These pictures were taken a little while after New Years and while I've never really been one for New Years Resolutions I thought that maybe this year I should spice it up. So I've resolved to never again trying to make any more New Years resolutions. I'm not nor have I ever been a fan of cliches (or Cliche Valentine's articles...). Bad irony, misplaced humour and puzzling metaphors have always been more my forte but contemporary blog and magazine writers have somehow grappled onto the notion that everything we read needs to be the opposite of the status quo. During New Years time instead of articles about New Years resolutions, everyone is trying to convince everyone else that they instead need to self love and work on themselves and chakras and not worry about what other people think. While I think most of it is true and maybe some people really need to get their Chakras in order, I'm tired of it. It seems everyone is so focused on fighting the status quo no one seems to want to write about anything original, or honest.

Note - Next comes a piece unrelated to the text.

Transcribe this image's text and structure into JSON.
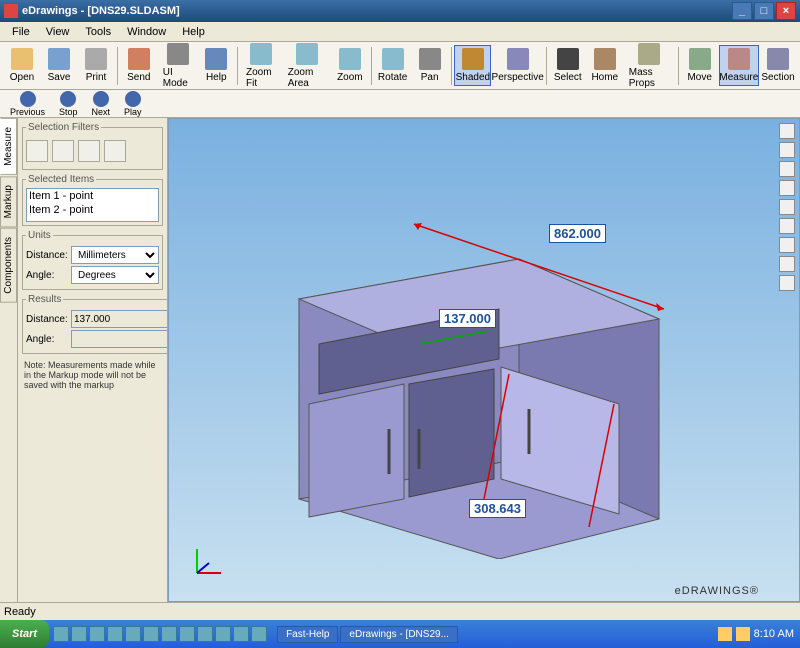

Except me- but then again I don't get paid for this, so there's that.
|
Perhaps this is the result of living in a society where every body feels the need to self publish, somehow entitled by the internet and having grown up in a society that subtly forces us to put every aspect of our lives on show. Somehow we've all peer pressured ourselves into becoming obsessed with documenting the moment. "If it wasn't on instagram did it even really happen", "People who don't put up wattsaap statuses think they're so mysterious". The idea of celebrity is dangled in front of all of us as soon as we "Sign up with Google/Facebook". All we need is a few more likes, a few more followers, a little bit more engagement and we'll have done it. We'll have become instagram famous or an influencer. The idea is that when you have a huge following you have..... This is the part I'm not sure of, the part that explains what people think they have when they have 50K followers. Obviously a means to generate income and small influence (and the ability to act better than everyone else because you have many followers) but other than to gain money or
|
a small amount of influence it seems there is no REAL reason to chase followers. Since we can't eat or breathe followers, it's safe to say it is a societal construct, one that says if you have may followers you will increase your standing within society. Which is all fine and well considering that there have always been things people try and attain to increase their standings in society, although these things were usually money and power and could not be easily taken away if an app gets deleted, they were there, and somewhat tangible. What I've been pondering recently is where this ontological cycle of designing interactive global technologies that are slowly ushering our societies into a false sense of value will end. Followers and "Friends" are quickly becoming the new social currency and I wonder if the possibility for it becoming our main currency will every be realised. And what will that say about our society- well the capitalist ones.